The second—a track called “P R G.”

AFTER: Knowing Zach, I’m sure it has some very interesting meaning—he is as funny as he is talented. It’s really difficult to properly give Zack his due because it’s so diverse and so impactful. He’s inexhaustible and always in search of the next thing, to the point where maybe people can’t keep up and maybe that feeds into being underrated. … He has become a great friend, and I’d like to say on the record that for my 30th birthday I curated a night of beat music at [New York City’s] Rockwood Music Hall. I asked Zack to come and do whatever he wanted. That became his first gig with Mister Barrington, so we joke that I get a cut of anything the band does.

  1. Tony Allen
    “A Night in Tunisia” (A Tribute to Art Blakey and the Jazz Messengers, Blue Note). Allen, drums; Rémi Sciuto, alto and soprano saxophones; Jean-Jacques Elangué, tenor saxophone; Nicolas Giraud, trumpet; Daniel Zimmerman, trombone; Jean Phi Dary, piano; Mathias Allamane, bass. Released in 2017.

BEFORE: Was he playing here yesterday? I went to the zoo with my family so unfortunately I didn’t get to see him. But I have seen him in the past and he’s a master. I heard him in the first bar—Tony Allen. This is the new Blakey tribute right? “A Night in Tunisia.”

Wow. Just the groove. There aren’t that many guys I can name in just one or two measures, but he’s the father of a really important style of music, Afrobeat. With Fela [Kuti], Tony had this unstoppable, I’d say Elvin-Trane type of connection, or like Carlton Barrett and Bob Marley, with what was happening inside the music and with the effect that music then had on the world.

I do remember hearing him talking about trying to dig and dig and dig to find these Blue Note records from the ’60s and hearing Art Blakey.
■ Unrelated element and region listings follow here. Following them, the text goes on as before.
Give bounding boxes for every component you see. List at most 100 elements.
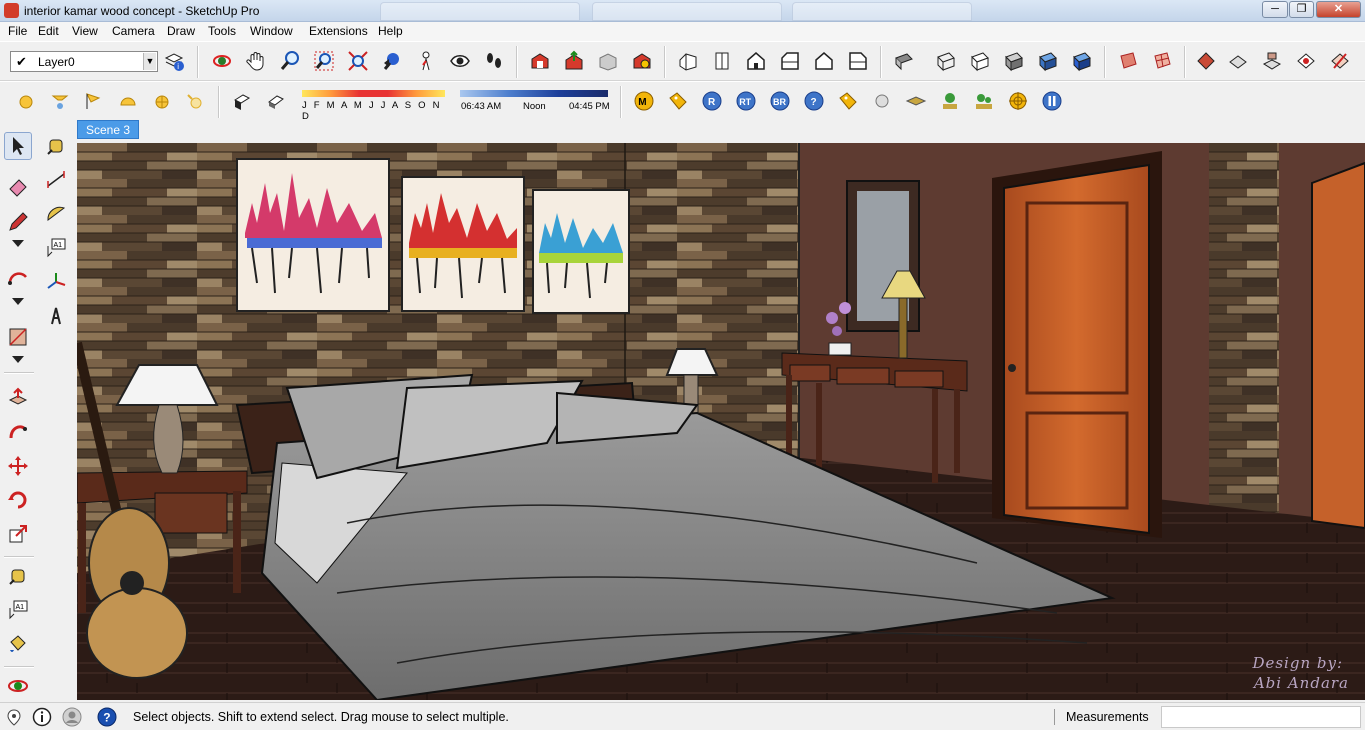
- back-view-button[interactable]: [812, 49, 836, 73]
- ies-light-button[interactable]: [80, 89, 104, 113]
- fog-toggle-button[interactable]: [264, 89, 288, 113]
- tab-scene-3[interactable]: Scene 3: [77, 120, 140, 139]
- scale-tool[interactable]: [4, 520, 32, 548]
- proxy-button[interactable]: [938, 89, 962, 113]
- right-view-button[interactable]: [778, 49, 802, 73]
- infinite-plane-button[interactable]: [904, 89, 928, 113]
- chevron-down-icon[interactable]: ▼: [143, 53, 156, 70]
- dome-light-button[interactable]: [116, 89, 140, 113]
- zoom-extents-button[interactable]: [346, 49, 370, 73]
- sandbox-button[interactable]: [1194, 49, 1218, 73]
- menu-help[interactable]: Help: [378, 24, 403, 38]
- walk-button[interactable]: [482, 49, 506, 73]
- protractor-tool[interactable]: [42, 200, 70, 228]
- batch-render-button[interactable]: BR: [768, 89, 792, 113]
- sun-light-button[interactable]: [182, 89, 206, 113]
- tag-material-button[interactable]: [836, 89, 860, 113]
- shaded-button[interactable]: [1002, 49, 1026, 73]
- pause-button[interactable]: [1040, 89, 1064, 113]
- model-viewport[interactable]: Design by: Abi Andara: [77, 143, 1365, 700]
- material-editor-button[interactable]: M: [632, 89, 656, 113]
- menu-view[interactable]: View: [72, 24, 98, 38]
- minimize-button[interactable]: ─: [1262, 1, 1288, 18]
- line-tool-flyout[interactable]: [4, 236, 32, 250]
- tape-measure-tool[interactable]: [42, 132, 70, 160]
- share-model-button[interactable]: [562, 49, 586, 73]
- 3d-warehouse-button[interactable]: [528, 49, 552, 73]
- sphere-object-button[interactable]: [870, 89, 894, 113]
- user-account-icon[interactable]: [62, 707, 82, 727]
- menu-file[interactable]: File: [8, 24, 27, 38]
- wireframe-button[interactable]: [934, 49, 958, 73]
- follow-me-tool[interactable]: [4, 418, 32, 446]
- select-tool[interactable]: [4, 132, 32, 160]
- measurements-input[interactable]: [1161, 706, 1361, 728]
- shadow-date-slider[interactable]: J F M A M J J A S O N D: [300, 90, 448, 122]
- extension-warehouse-button[interactable]: [630, 49, 654, 73]
- menu-camera[interactable]: Camera: [112, 24, 155, 38]
- instructor-help-icon[interactable]: ?: [97, 707, 117, 727]
- position-camera-button[interactable]: [414, 49, 438, 73]
- zoom-window-button[interactable]: [312, 49, 336, 73]
- arc-tool-flyout[interactable]: [4, 294, 32, 308]
- rotate-tool[interactable]: [4, 486, 32, 514]
- tag-label-button[interactable]: [666, 89, 690, 113]
- pan-button[interactable]: [244, 49, 268, 73]
- orbit-button[interactable]: [210, 49, 234, 73]
- section-cut-button[interactable]: [1150, 49, 1174, 73]
- credits-info-icon[interactable]: [32, 707, 52, 727]
- background-window-tab[interactable]: [380, 2, 580, 21]
- spot-light-button[interactable]: [48, 89, 72, 113]
- xray-button[interactable]: [892, 49, 916, 73]
- paint-bucket-tool[interactable]: [4, 630, 32, 658]
- shape-tool-flyout[interactable]: [4, 352, 32, 366]
- maximize-button[interactable]: ❐: [1289, 1, 1314, 18]
- previous-view-button[interactable]: [380, 49, 404, 73]
- iso-view-button[interactable]: [676, 49, 700, 73]
- section-plane-button[interactable]: [1116, 49, 1140, 73]
- menu-edit[interactable]: Edit: [38, 24, 59, 38]
- scatter-button[interactable]: [972, 89, 996, 113]
- menu-extensions[interactable]: Extensions: [309, 24, 368, 38]
- menu-draw[interactable]: Draw: [167, 24, 195, 38]
- shadows-toggle-button[interactable]: [230, 89, 254, 113]
- stamp-button[interactable]: [1226, 49, 1250, 73]
- layer-manager-button[interactable]: i: [162, 49, 186, 73]
- layer-dropdown[interactable]: ✔ Layer0 ▼: [10, 51, 158, 72]
- 3d-text-tool[interactable]: [42, 302, 70, 330]
- text-tool[interactable]: A1: [42, 234, 70, 262]
- push-pull-tool[interactable]: [4, 384, 32, 412]
- background-window-tab[interactable]: [792, 2, 972, 21]
- date-slider-track[interactable]: [302, 90, 445, 97]
- tape-measure-tool-2[interactable]: [4, 562, 32, 590]
- front-view-button[interactable]: [744, 49, 768, 73]
- look-around-button[interactable]: [448, 49, 472, 73]
- background-window-tab[interactable]: [592, 2, 782, 21]
- share-component-button[interactable]: [596, 49, 620, 73]
- axes-tool[interactable]: [42, 268, 70, 296]
- move-tool[interactable]: [4, 452, 32, 480]
- close-button[interactable]: ✕: [1316, 1, 1361, 18]
- add-detail-button[interactable]: [1294, 49, 1318, 73]
- geo-location-icon[interactable]: [4, 707, 24, 727]
- help-plugin-button[interactable]: ?: [802, 89, 826, 113]
- menu-window[interactable]: Window: [250, 24, 293, 38]
- text-tool-2[interactable]: A1: [4, 596, 32, 624]
- drape-button[interactable]: [1260, 49, 1284, 73]
- orbit-tool[interactable]: [4, 672, 32, 700]
- render-interactive-button[interactable]: RT: [734, 89, 758, 113]
- flip-edge-button[interactable]: [1328, 49, 1352, 73]
- shaded-with-textures-button[interactable]: [1036, 49, 1060, 73]
- zoom-button[interactable]: [278, 49, 302, 73]
- top-view-button[interactable]: [710, 49, 734, 73]
- monochrome-button[interactable]: [1070, 49, 1094, 73]
- menu-tools[interactable]: Tools: [208, 24, 236, 38]
- point-light-button[interactable]: [14, 89, 38, 113]
- eraser-tool[interactable]: [4, 172, 32, 200]
- dimension-tool[interactable]: [42, 166, 70, 194]
- target-button[interactable]: [1006, 89, 1030, 113]
- mesh-light-button[interactable]: [150, 89, 174, 113]
- render-button[interactable]: R: [700, 89, 724, 113]
- time-slider-track[interactable]: [460, 90, 608, 97]
- shadow-time-slider[interactable]: 06:43 AM Noon 04:45 PM: [459, 90, 611, 116]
And you think, that’s not necessarily an Art Blakey vocabulary, but there’s as much spirit.


It’s not about press rolls and leaning on the 2 and 4.

No. When Tony plays I get that same feeling in my body as when I hear dub reggae. It’s a technique to simply say what he wants to say and he doesn’t say anything else. It’s difficult to put a blanket statement on such a beautifully detailed genre as Afrobeat, but the grooves he plays, they don’t always sit in the obvious place. And with his touch, you can hear the instrument; you hear the wood and all the vibrations. You can hear the air. I think that’s a beautiful lesson: how the energy doesn’t have to come solely from the physicality. He’s a great example of that.